The relative simplicity of the term ‘Greater Essex’ does hide many layers of sophisticated governance arrangements that lie underneath and alongside the partnership. Essex County Council is part of a two tier structure and thus is split between the district and boroughs of Harlow, Epping Forest, Brentwood, Basildon, Castle Point, Rochford, Maldon, Chelmsford, Uttlesford, Braintree, Colchester and Tendring. Southend-on-Sea Borough Council and Thurrock Council are unitary councils. Other statutory partners include five Primary Care Trusts (PCTs) Essex Police, Essex Fire Service, the Learning and Skills Council (LSC).

In addition there are two significant growth areas in the county which allow us to direct locally specific initiatives and straddle the administrative boundaries described above, and in some cases our borders with neighbouring authorities. Thames Gateway South Essex (TGSE) in the south of the county includes the Essex districts of Basildon, Castle Point and Rochford. The Haven Gateway is a shared endeavour with Suffolk County Council and engages the Essex districts of Tendring and Colchester and is based around the ports of Harwich and Felixstowe and the town of Colchester in Essex. ECC chooses to work through a combination of structures to enable clear focus on economic conditions and not admin boundaries. In working through these structures, it is clear that the focus is the economy and not administrative boundary.

Outside of these, two other ‘policy areas’ are developing.
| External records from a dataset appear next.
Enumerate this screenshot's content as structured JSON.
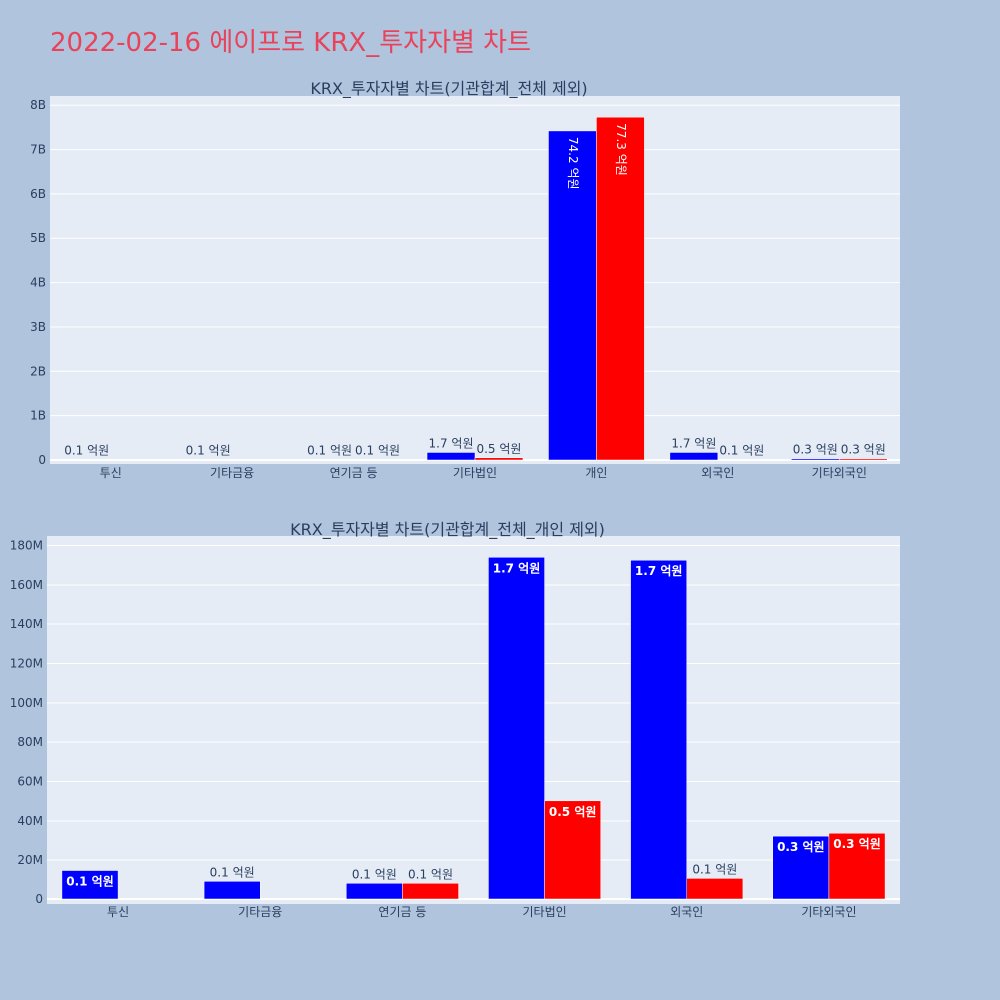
{
  "page_title": "2022-02-16 에이프로 KRX_투자자별 차트",
  "colors": {
    "buy": "#0000FF",
    "sell": "#FF0000",
    "plot_bg": "#E5ECF6",
    "page_bg": "#B0C4DE",
    "title": "#E8435A"
  },
  "chart_data": [
    {
      "type": "bar",
      "title": "KRX_투자자별 차트(기관합계_전체 제외)",
      "categories": [
        "투신",
        "기타금융",
        "연기금 등",
        "기타법인",
        "개인",
        "외국인",
        "기타외국인"
      ],
      "series": [
        {
          "values": [
            10000000,
            10000000,
            10000000,
            170000000,
            7420000000,
            170000000,
            30000000
          ],
          "labels": [
            "0.1 억원",
            "0.1 억원",
            "0.1 억원",
            "1.7 억원",
            "74.2 억원",
            "1.7 억원",
            "0.3 억원"
          ]
        },
        {
          "values": [
            0,
            0,
            10000000,
            50000000,
            7730000000,
            10000000,
            30000000
          ],
          "labels": [
            "",
            "",
            "0.1 억원",
            "0.5 억원",
            "77.3 억원",
            "0.1 억원",
            "0.3 억원"
          ]
        }
      ],
      "yticks": [
        "0",
        "1B",
        "2B",
        "3B",
        "4B",
        "5B",
        "6B",
        "7B",
        "8B"
      ],
      "ylim": [
        0,
        8000000000
      ],
      "grid": true,
      "legend": "none"
    },
    {
      "type": "bar",
      "title": "KRX_투자자별 차트(기관합계_전체_개인 제외)",
      "categories": [
        "투신",
        "기타금융",
        "연기금 등",
        "기타법인",
        "외국인",
        "기타외국인"
      ],
      "series": [
        {
          "values": [
            14500000,
            9000000,
            8000000,
            174000000,
            172500000,
            32000000
          ],
          "labels": [
            "0.1 억원",
            "0.1 억원",
            "0.1 억원",
            "1.7 억원",
            "1.7 억원",
            "0.3 억원"
          ]
        },
        {
          "values": [
            0,
            0,
            8000000,
            50000000,
            10500000,
            33500000
          ],
          "labels": [
            "",
            "",
            "0.1 억원",
            "0.5 억원",
            "0.1 억원",
            "0.3 억원"
          ]
        }
      ],
      "yticks": [
        "0",
        "20M",
        "40M",
        "60M",
        "80M",
        "100M",
        "120M",
        "140M",
        "160M",
        "180M"
      ],
      "ylim": [
        0,
        180000000
      ],
      "grid": true,
      "legend": "none"
    }
  ]
}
We have a strong facilitation role to play ‘Harlow and West Essex’, otherwise known as the ‘M11 corridor’ encompasses Harlow, Epping Forest and Uttlesford, whilst a less formal, fledging, partnership called ‘Heart of Essex’, which builds on the 2006 ‘Mid Essex Economic Futures’ report (see link), is emerging in Mid Essex bringing together the relatively affluent areas of Brentwood, Chelmsford, Maldon and Braintree.
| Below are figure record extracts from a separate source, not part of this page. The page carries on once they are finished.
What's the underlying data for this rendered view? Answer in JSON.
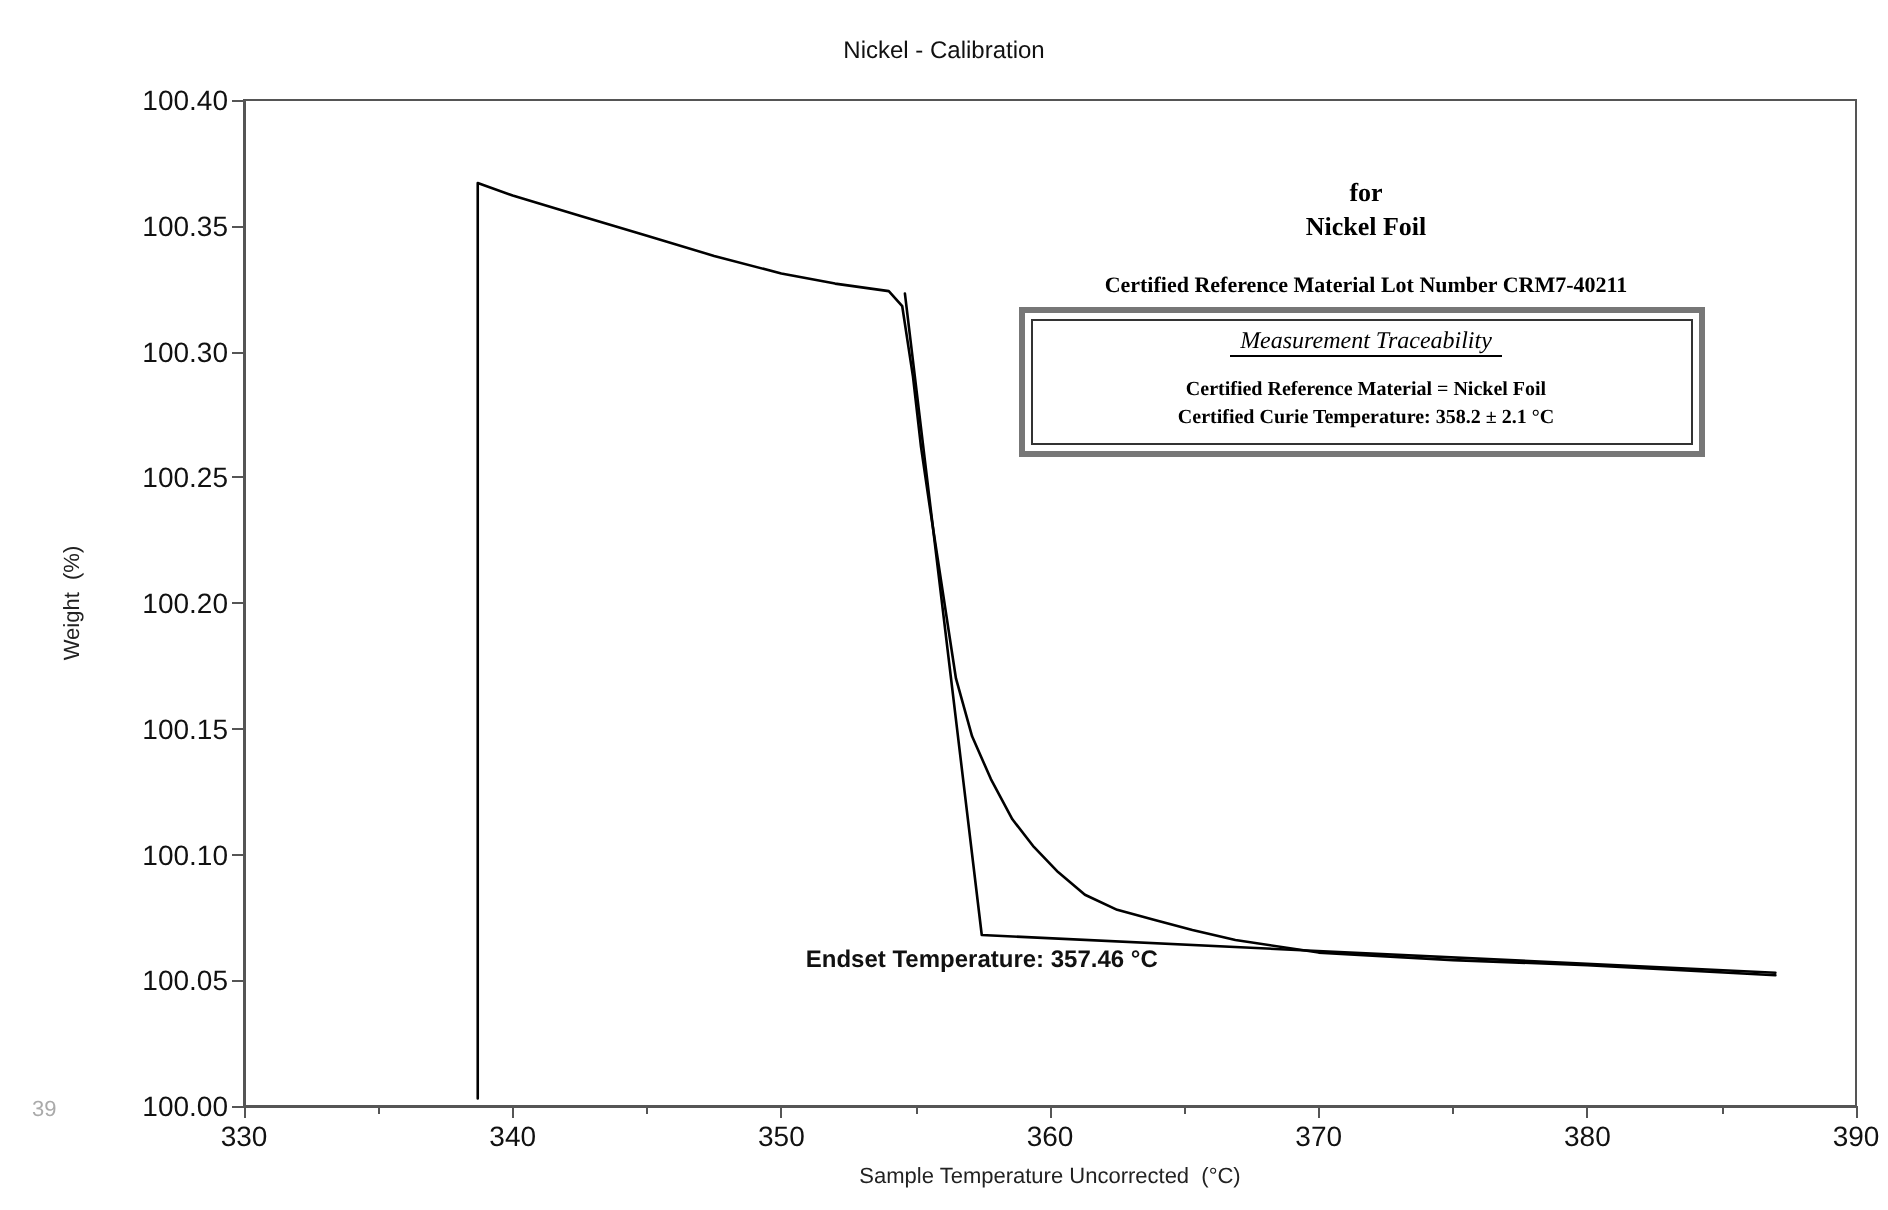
{
  "chart_data": {
    "type": "line",
    "title": "Nickel - Calibration",
    "xlabel": "Sample Temperature Uncorrected  (°C)",
    "ylabel": "Weight  (%)",
    "xlim": [
      330,
      390
    ],
    "xticks": [
      330,
      340,
      350,
      360,
      370,
      380,
      390
    ],
    "ylim": [
      100.0,
      100.4
    ],
    "yticks": [
      {
        "value": 100.0,
        "label": "100.00"
      },
      {
        "value": 100.05,
        "label": "100.05"
      },
      {
        "value": 100.1,
        "label": "100.10"
      },
      {
        "value": 100.15,
        "label": "100.15"
      },
      {
        "value": 100.2,
        "label": "100.20"
      },
      {
        "value": 100.25,
        "label": "100.25"
      },
      {
        "value": 100.3,
        "label": "100.30"
      },
      {
        "value": 100.35,
        "label": "100.35"
      },
      {
        "value": 100.4,
        "label": "100.40"
      }
    ],
    "grid": false,
    "marker": "none",
    "line_style": "solid",
    "series": [
      {
        "color": "#000000",
        "x": [
          338.7,
          338.7,
          340,
          342.5,
          345,
          347.5,
          350,
          352,
          354,
          354.5,
          354.9,
          355.2,
          355.5,
          355.9,
          356.5,
          357.1,
          357.8,
          358.6,
          359.4,
          360.3,
          361.3,
          362.5,
          363.9,
          365.3,
          366.9,
          370,
          375,
          380,
          387
        ],
        "values": [
          100.003,
          100.367,
          100.362,
          100.354,
          100.346,
          100.338,
          100.331,
          100.327,
          100.324,
          100.318,
          100.29,
          100.262,
          100.24,
          100.212,
          100.17,
          100.147,
          100.13,
          100.114,
          100.103,
          100.093,
          100.084,
          100.078,
          100.074,
          100.07,
          100.066,
          100.061,
          100.058,
          100.056,
          100.052
        ]
      },
      {
        "color": "#000000",
        "x": [
          354.6,
          357.46,
          387
        ],
        "values": [
          100.323,
          100.068,
          100.053
        ]
      }
    ],
    "annotations": [
      "for",
      "Nickel Foil",
      "Certified Reference Material Lot Number CRM7-40211",
      "Measurement Traceability",
      "Certified Reference Material = Nickel Foil",
      "Certified Curie Temperature: 358.2 ± 2.1 °C",
      {
        "text": "Endset Temperature: 357.46 °C",
        "x": 357.46,
        "y": 100.068
      },
      "39"
    ]
  }
}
Southend-on-Sea is the largest conurbation in the East of England and the closest seaside resort to London located within the Thames Gateway - the Government’s top priority for regeneration and growth. It is home to around 160,000 people in 71,000 households. There are 17 electoral wards in the Borough and more than 6 million visitors come each year, bringing in £200 million to the local economy.

Thurrock is an area of contrasts with a long history of change and adaptation. In an area of 165km (squared) of which over half is green belt, Thurrock has semi-urban population to the south and scattered rural communities to the north. The Borough is divided into 20 electoral wards and is home to around 150,000 people.

In terms of the English regional policy framework, Greater Essex falls under the auspices of the East of England region. However ECC argue a regional approach is often not sufficiently sensitive to the diversity of economies across the East. The regional level can ignore, due to its scale, the distinctive local resources, challenges and opportunities facing sub-regional areas. The dangers of an overly regional approach are no clearer than in the East of England’s Regional Economic Strategy (RES). The RES describes the region as a global leader in research and development, and it is. However, those strengths lie in Essex – not just in Cambridge, for example, with vast numbers of researchers based around Ford at Dunton and the significant levels of innovation emanating from Basildon Hospital (see link to Health Enterprise East which documents this).

Greater Essex has traditionally been viewed as part of the ‘South East’ of England. Indeed, many of the policy positions taken by Greater Essex Councils are very much aligned to the South East region; this is facilitated by very good working relationships at officer and member level in Greater Essex with the South East.